Om de Java-programma's met pakketinstructies te compileren, moet u de optie -d gebruiken, zoals hieronder getoond.

javac -d Destination_folder file_name.java

Vervolgens wordt een map met de opgegeven pakketnaam gemaakt op de opgegeven bestemming en worden de gecompileerde klassenbestanden in die map geplaatst.

Voorbeeld

Laten we eens kijken naar een voorbeeld dat een pakket maakt met de naam dieren . Het is een goede gewoonte om namen van pakketten met kleine letters te gebruiken om conflicten met de namen van klassen en interfaces te voorkomen.

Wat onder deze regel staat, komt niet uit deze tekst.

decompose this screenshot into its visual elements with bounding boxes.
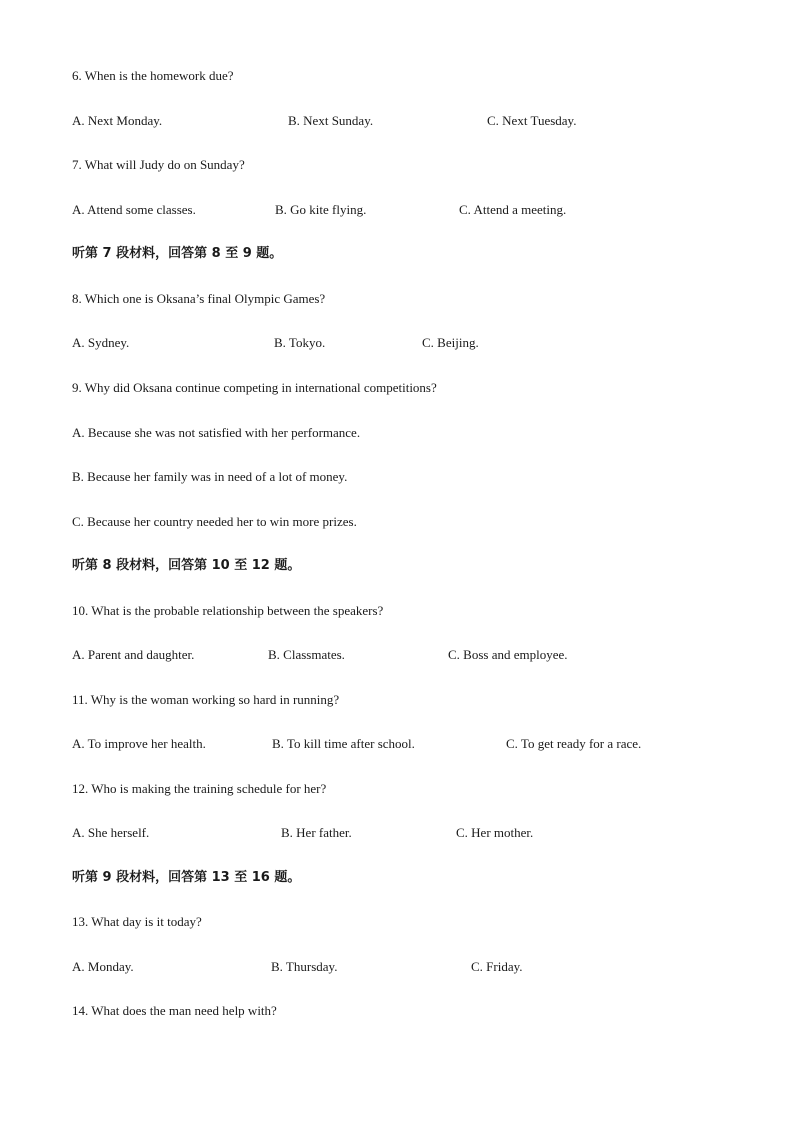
- q12-option-a: A. She herself.: [72, 825, 150, 840]
- q11-option-b: B. To kill time after school.: [272, 736, 415, 751]
- question-10: 10. What is the probable relationship between the speakers?: [72, 603, 384, 618]
- question-8: 8. Which one is Oksana’s final Olympic Games?: [72, 291, 326, 306]
- q7-option-a: A. Attend some classes.: [72, 202, 196, 217]
- question-11: 11. Why is the woman working so hard in running?: [72, 692, 340, 707]
- q10-option-a: A. Parent and daughter.: [72, 647, 195, 662]
- section-heading-8: 听第 8 段材料，回答第 10 至 12 题。: [72, 558, 301, 573]
- question-12: 12. Who is making the training schedule for her?: [72, 781, 327, 796]
- q8-option-b: B. Tokyo.: [274, 335, 326, 350]
- question-7: 7. What will Judy do on Sunday?: [72, 157, 245, 172]
- q11-option-a: A. To improve her health.: [72, 736, 206, 751]
- q9-option-a: A. Because she was not satisfied with her performance.: [72, 425, 361, 440]
- q12-option-b: B. Her father.: [281, 825, 352, 840]
- question-9: 9. Why did Oksana continue competing in international competitions?: [72, 380, 437, 395]
- q7-option-b: B. Go kite flying.: [275, 202, 367, 217]
- q7-option-c: C. Attend a meeting.: [459, 202, 567, 217]
- q12-option-c: C. Her mother.: [456, 825, 534, 840]
- q9-option-b: B. Because her family was in need of a lot of money.: [72, 469, 348, 484]
- section-heading-9: 听第 9 段材料，回答第 13 至 16 题。: [72, 870, 301, 885]
- q11-option-c: C. To get ready for a race.: [506, 736, 642, 751]
- q9-option-c: C. Because her country needed her to win more prizes.: [72, 514, 357, 529]
- q13-option-a: A. Monday.: [72, 959, 134, 974]
- q13-option-b: B. Thursday.: [271, 959, 338, 974]
- q6-option-c: C. Next Tuesday.: [487, 113, 577, 128]
- question-6: 6. When is the homework due?: [72, 68, 234, 83]
- q6-option-b: B. Next Sunday.: [288, 113, 374, 128]
- q10-option-c: C. Boss and employee.: [448, 647, 568, 662]
- question-13: 13. What day is it today?: [72, 914, 202, 929]
- q10-option-b: B. Classmates.: [268, 647, 345, 662]
- q13-option-c: C. Friday.: [471, 959, 523, 974]
- q6-option-a: A. Next Monday.: [72, 113, 163, 128]
- question-14: 14. What does the man need help with?: [72, 1003, 277, 1018]
- q8-option-c: C. Beijing.: [422, 335, 479, 350]
- section-heading-7: 听第 7 段材料，回答第 8 至 9 题。: [72, 246, 283, 261]
- q8-option-a: A. Sydney.: [72, 335, 130, 350]
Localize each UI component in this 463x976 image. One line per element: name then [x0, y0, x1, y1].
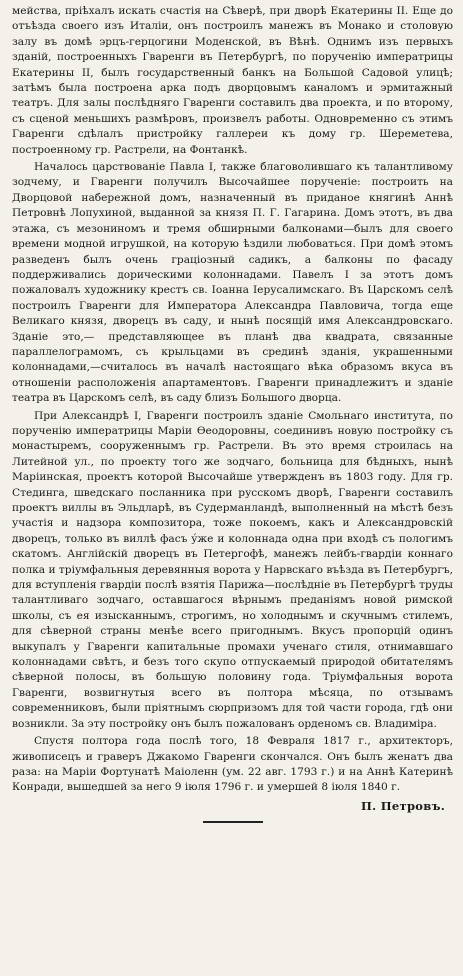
paragraph-1: мейства, пріѣхалъ искать счастія на Сѣверѣ, при дворѣ Екатерины II. Еще до отъѣзда своего изъ Италіи, онъ построилъ манежъ въ Монако и столовую залу въ домѣ эрцъ-герцогини Моденской, въ Вѣнѣ. Однимъ изъ первыхъ зданій, построенныхъ Гваренги въ Петербургѣ, по порученію императрицы Екатерины II, былъ государственный банкъ на Большой Садовой улицѣ; затѣмъ была построена арка подъ дворцовымъ каналомъ и эрмитажный театръ. Для залы послѣдняго Гваренги составилъ два проекта, и по второму, съ сценой меньшихъ размѣровъ, произвелъ работы. Одновременно съ этимъ Гваренги сдѣлалъ пристройку галлереи къ дому гр. Шереметева, построенному гр. Растрели, на Фонтанкѣ. — [12, 5, 453, 156]
paragraph-4: Спустя полтора года послѣ того, 18 Февраля 1817 г., архитекторъ, живописецъ и граверъ Джакомо Гваренги скончался. Онъ былъ женатъ два раза: на Маріи Фортунатѣ Маіоленн (ум. 22 авг. 1793 г.) и на Аннѣ Катеринѣ Конради, вышедшей за него 9 іюля 1796 г. и умершей 8 іюля 1840 г. — [12, 735, 453, 794]
paragraph-2: Началось царствованіе Павла I, также благоволившаго къ талантливому зодчему, и Гваренги получилъ Высочайшее порученіе: построить на Дворцовой набережной домъ, назначенный въ приданое княгинѣ Аннѣ Петровнѣ Лопухиной, выданной за князя П. Г. Гагарина. Домъ этотъ, въ два этажа, съ мезониномъ и тремя обширными балконами—былъ для своего времени модной игрушкой, на которую ѣздили любоваться. При домѣ этомъ разведенъ былъ очень граціозный садикъ, а балконы по фасаду поддерживались дорическими колоннадами. Павелъ I за этотъ домъ пожаловалъ художнику крестъ св. Іоанна Іерусалимскаго. Въ Царскомъ селѣ построилъ Гваренги для Императора Александра Павловича, тогда еще Великаго князя, дворецъ въ саду, и нынѣ посящій имя Александровскаго. Зданіе это,— представляющее въ планѣ два квадрата, связанные параллелограмомъ, съ крыльцами въ срединѣ зданія, украшенными колоннадами,—считалось въ началѣ настоящаго вѣка образомъ вкуса въ отношеніи расположенія апартаментовъ. Гваренги принадлежитъ и зданіе театра въ Царскомъ селѣ, въ саду близъ Большого дворца. — [12, 161, 453, 405]
author-signature: П. Петровъ. — [361, 798, 445, 813]
end-rule — [203, 821, 263, 823]
paragraph-3: При Александрѣ I, Гваренги построилъ зданіе Смольнаго института, по порученію императрицы Маріи Ѳеодоровны, соединивъ новую постройку съ монастыремъ, сооруженнымъ гр. Растрели. Въ это время строилась на Литейной ул., по проекту того же зодчаго, больница для бѣдныхъ, нынѣ Маріинская, проектъ которой Высочайше утвержденъ въ 1803 году. Для гр. Стединга, шведскаго посланника при русскомъ дворѣ, Гваренги составилъ проектъ виллы въ Эльдларѣ, въ Судерманландѣ, выполненный на мѣстѣ безъ участія и надзора композитора, тоже покоемъ, какъ и Александровскій дворецъ, только въ виллѣ фасъ ýже и колоннада одна при входѣ съ пологимъ скатомъ. Англійскій дворецъ въ Петергофѣ, манежъ лейбъ-гвардіи коннаго полка и тріумфальныя деревянныя ворота у Нарвскаго въѣзда въ Петербургъ, для вступленія гвардіи послѣ взятія Парижа—послѣдніе въ Петербургѣ труды талантливаго зодчаго, оставшагося вѣрнымъ преданіямъ новой римской школы, съ ея изысканнымъ, строгимъ, но холоднымъ и скучнымъ стилемъ, для сѣверной страны менѣе всего пригоднымъ. Вкусъ пропорцій одинъ выкупалъ у Гваренги капитальные промахи ученаго стиля, отнимавшаго колоннадами свѣтъ, и безъ того скупо отпускаемый природой обитателямъ сѣверной полосы, въ большую половину года. Тріумфальныя ворота Гваренги, возвигнутыя всего въ полтора мѣсяца, по отзывамъ современниковъ, были пріятнымъ сюрпризомъ для той части города, гдѣ они возникли. За эту постройку онъ былъ пожалованъ орденомъ св. Владиміра. — [12, 409, 453, 730]
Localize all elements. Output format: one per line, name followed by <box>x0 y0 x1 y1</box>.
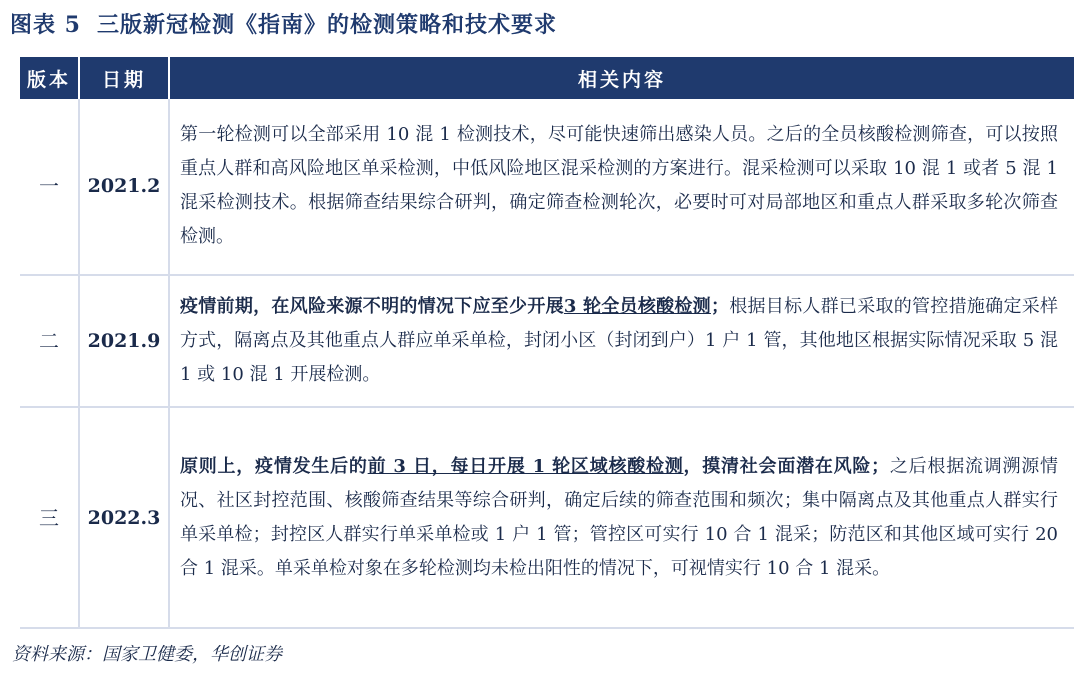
table-row <box>20 408 1074 627</box>
figure-label: 图表 5 <box>10 12 81 38</box>
content-bold-text: ； <box>710 295 729 317</box>
table-row <box>20 99 1074 276</box>
strategy-table <box>20 57 1074 629</box>
version-cell: 二 <box>20 276 80 409</box>
content-highlight-text: 前 3 日，每日开展 1 轮区域核酸检测 <box>367 455 684 477</box>
content-bold-text: ，摸清社会面潜在风险； <box>683 455 890 477</box>
date-cell: 2022.3 <box>80 408 170 627</box>
version-cell: 三 <box>20 408 80 627</box>
table-header-row <box>20 57 1074 99</box>
figure-title-text: 三版新冠检测《指南》的检测策略和技术要求 <box>96 12 557 38</box>
content-cell <box>170 408 1074 627</box>
content-text: 第一轮检测可以全部采用 10 混 1 检测技术，尽可能快速筛出感染人员。之后的全员核酸检测筛查，可以按照重点人群和高风险地区单采检测，中低风险地区混采检测的方案进行。混采检测可以采取 10 混 1 或者 5 混 1 混采检测技术。根据筛查结果综合研判，确定筛查检测轮次，必要时可对局部地区和重点人群采取多轮次筛查检测。 <box>180 124 1058 248</box>
table-row <box>20 276 1074 409</box>
column-header-version: 版本 <box>20 57 80 99</box>
date-cell: 2021.2 <box>80 99 170 276</box>
content-cell <box>170 276 1074 409</box>
content-bold-text: 疫情前期，在风险来源不明的情况下应至少开展 <box>180 295 564 317</box>
content-cell <box>170 99 1074 276</box>
content-bold-text: 原则上，疫情发生后的 <box>180 455 368 477</box>
version-cell: 一 <box>20 99 80 276</box>
content-highlight-text: 3 轮全员核酸检测 <box>563 295 711 317</box>
source-note: 资料来源：国家卫健委，华创证券 <box>12 644 282 665</box>
content-text: 根据目标人群已采取的管控措施确定采样方式，隔离点及其他重点人群应单采单检，封闭小区（封闭到户）1 户 1 管，其他地区根据实际情况采取 5 混 1 或 10 混 1 开展检测。 <box>180 295 1059 385</box>
content-text: 之后根据流调溯源情况、社区封控范围、核酸筛查结果等综合研判，确定后续的筛查范围和频次；集中隔离点及其他重点人群实行单采单检；封控区人群实行单采单检或 1 户 1 管；管控区可实行 10 合 1 混采；防范区和其他区域可实行 20 合 1 混采。单采单检对象在多轮检测均未检出阳性的情况下，可视情实行 10 合 1 混采。 <box>180 455 1059 579</box>
figure-title <box>10 8 1070 46</box>
column-header-content: 相关内容 <box>170 57 1074 99</box>
date-cell: 2021.9 <box>80 276 170 409</box>
column-header-date: 日期 <box>80 57 170 99</box>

Het volgende pakketvoorbeeld bevat een interface met de naam dieren

/* File name : Animal.java */
package animals;

interface Animal {
   public void eat();
   public void travel();
}

Laten we nu de bovenstaande interface implementeren in hetzelfde pakket dieren

package animals;
/* File name : MammalInt.java */

public class MammalInt implements Animal {

   public void eat() {
      System.out.println("Mammal eats");
   }

   public void travel() {
      System.out.println("Mammal travels");
   } 

   public int noOfLegs() {
      return 0;
   }

   public static void main(String args[]) {
      MammalInt m = new MammalInt();
      m.eat();
      m.travel();
   }
} 

Compileer nu de java-bestanden zoals hieronder getoond −

$ javac -d . Animal.java 
$ javac -d . MammalInt.java

Nu een pakket/map met de naam dieren worden aangemaakt in de huidige map en deze klassenbestanden worden erin geplaatst zoals hieronder weergegeven.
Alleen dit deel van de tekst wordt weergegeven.